The headline from The 19th/SurveyMonkey 2025 poll lands with a thud in the group chat. Gen Z Latinas say immigration is their top issue. Not inflation. Not jobs, not even abortion. That shift says a great deal about how this generation perceives power, policy, and home. It also reframes the political playbook for anyone trying to reach them.

Gen Z Latinas put immigration first

According to The 19th/SurveyMonkey’s September 2025 data, Gen Z Hispanic women list immigration as their top concern at 31 percent. The 19th reports that they are the only subgroup whose top priority is not inflation. For Gen Z Hispanic men, immigration ranks alongside inflation and job concerns at 19 percent each. That split within the same community reveals how gender influences lived experience and political urgency.

The cost-of-living crunch still eats the room

Inflation still dominates overall. One-third of Americans, at 32 percent, cite inflation and the cost of living as the most critical issue right now, according to The 19th/SurveyMonkey toplines. Worries pile up across the basics. The poll finds that 71 percent worry about retirement, 66 percent about medical bills, 65 percent about groceries, and 64 percent about housing. Women report higher concern than men across every category. Caregivers report even higher levels of strain. Single moms flag child care costs at 58 percent. Those numbers set the backdrop for every other policy fight.

Gen Z Latinas and abortion energy diverge

Abortion rights still hold a majority. The 19th/SurveyMonkey poll shows that 62 percent of Americans think abortion should be legal in all or most cases. Support is higher among women than men. Yet attention has shifted. Only 2 percent list abortion as their top concern this year, down from 7 percent in 2024. In a separate analysis, The 19th’s Shefali Luthra reports that Americans who call abortion their top issue are now more likely to support banning it. The piece notes that “57 percent want abortion mostly or completely outlawed” and “39 percent say abortion should be banned in all cases.” That is a reversal from the post-Dobbs surge of rights defenders.

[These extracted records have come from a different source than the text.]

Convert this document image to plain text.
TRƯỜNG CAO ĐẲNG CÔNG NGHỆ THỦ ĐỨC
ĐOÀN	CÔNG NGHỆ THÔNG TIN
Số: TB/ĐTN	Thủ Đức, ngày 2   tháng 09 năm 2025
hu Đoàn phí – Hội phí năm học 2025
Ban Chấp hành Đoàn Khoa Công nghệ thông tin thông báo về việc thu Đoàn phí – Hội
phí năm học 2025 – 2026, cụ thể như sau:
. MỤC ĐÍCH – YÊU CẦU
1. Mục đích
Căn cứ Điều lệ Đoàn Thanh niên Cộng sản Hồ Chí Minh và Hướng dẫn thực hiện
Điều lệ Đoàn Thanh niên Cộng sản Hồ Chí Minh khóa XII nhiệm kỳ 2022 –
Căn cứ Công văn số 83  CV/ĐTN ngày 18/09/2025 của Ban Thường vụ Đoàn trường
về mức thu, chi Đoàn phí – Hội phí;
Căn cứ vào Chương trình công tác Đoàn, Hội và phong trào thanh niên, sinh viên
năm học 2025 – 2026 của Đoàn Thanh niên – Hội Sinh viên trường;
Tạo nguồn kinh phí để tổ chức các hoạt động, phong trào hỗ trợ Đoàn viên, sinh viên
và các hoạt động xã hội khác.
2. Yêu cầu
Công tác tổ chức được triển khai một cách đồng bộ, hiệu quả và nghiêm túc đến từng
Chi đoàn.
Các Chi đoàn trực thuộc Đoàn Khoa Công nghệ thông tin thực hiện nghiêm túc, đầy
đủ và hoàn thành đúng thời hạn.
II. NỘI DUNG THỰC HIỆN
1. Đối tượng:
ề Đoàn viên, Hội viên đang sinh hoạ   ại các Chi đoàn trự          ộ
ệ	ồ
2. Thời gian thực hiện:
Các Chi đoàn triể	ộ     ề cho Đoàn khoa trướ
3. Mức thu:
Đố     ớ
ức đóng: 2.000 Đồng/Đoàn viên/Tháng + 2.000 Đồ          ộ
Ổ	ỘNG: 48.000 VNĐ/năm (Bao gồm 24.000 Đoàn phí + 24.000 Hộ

Gen Z Latinas watch the culture fights through a practical lens

The 19th/SurveyMonkey poll finds that half of Americans favor the right of transgender adults to access gender-affirming care. Support for minors is lower at 37 percent, though 52 percent oppose lawmakers banning or restricting care for transgender minors. The share of people who think access will get harder grew to 38 percent, which The 19th notes is a reversal from 2024. Women are slightly more optimistic about future access than men, except among Gen Z, where women tend to be more pessimistic.

The through line for Gen Z Latinas remains material stakes. Immigration impacts family unity, employment, and public safety. That proximity shapes how they rank issues when the list gets crowded.

Education fights land differently for Gen Z Latinas

Education sits in the crosshairs. The 19th/SurveyMonkey poll shows that 35 percent of Americans support efforts to dismantle the Department of Education. Support is higher among men and parents, and lower among Gen Z, at 28 percent. School vouchers draw majority support at 55 percent, with stronger backing from parents of minors. For communities where public schools serve as anchors and immigration status complicates access to educational options, the stakes feel particularly high. Gen Z Latinas are reading these debates through the lens of their neighborhood realities.

Gen Z Latinas see gender rules shifting, not fixed

The 19th/SurveyMonkey poll reveals a stark divide on gender roles. Six in ten men and four in ten women believe society would benefit from a return to traditional gender roles. Gen Z men register lower support for that return than older men. Gen Z women receive the lowest support of all the women’s groups. The same survey shows that 71 percent of women and 53 percent of men say toxic masculinity is a problem for society. Gen Z women lead that view at 81 percent.

Those attitudes sit next to a quieter line from the poll about priorities. Portland student Tiegan Paulson tells The 19th that “personal freedoms” are a baseline. He says they include “the right to choose what you do with your voice, with your body, with your life.” That language tracks with how many Gen Z Latinas frame their civic life. Rights feel personal. Policy feels local. Immigration feels urgent.

The politics of approval meet a gender gap

Approval for President Donald Trump sits at 43 percent overall in The 19th/SurveyMonkey results. The gender gap is wide. Approval lands at 35 percent among women and 52 percent among men. The gap is widest among Gen Z. Approval among Gen Z women stands at 26 percent, compared with 47 percent among Gen Z men. That pattern explains why immigration rises to the top for Gen Z Latinas. They are navigating a climate where enforcement, public rhetoric, and school policy collide with family realities.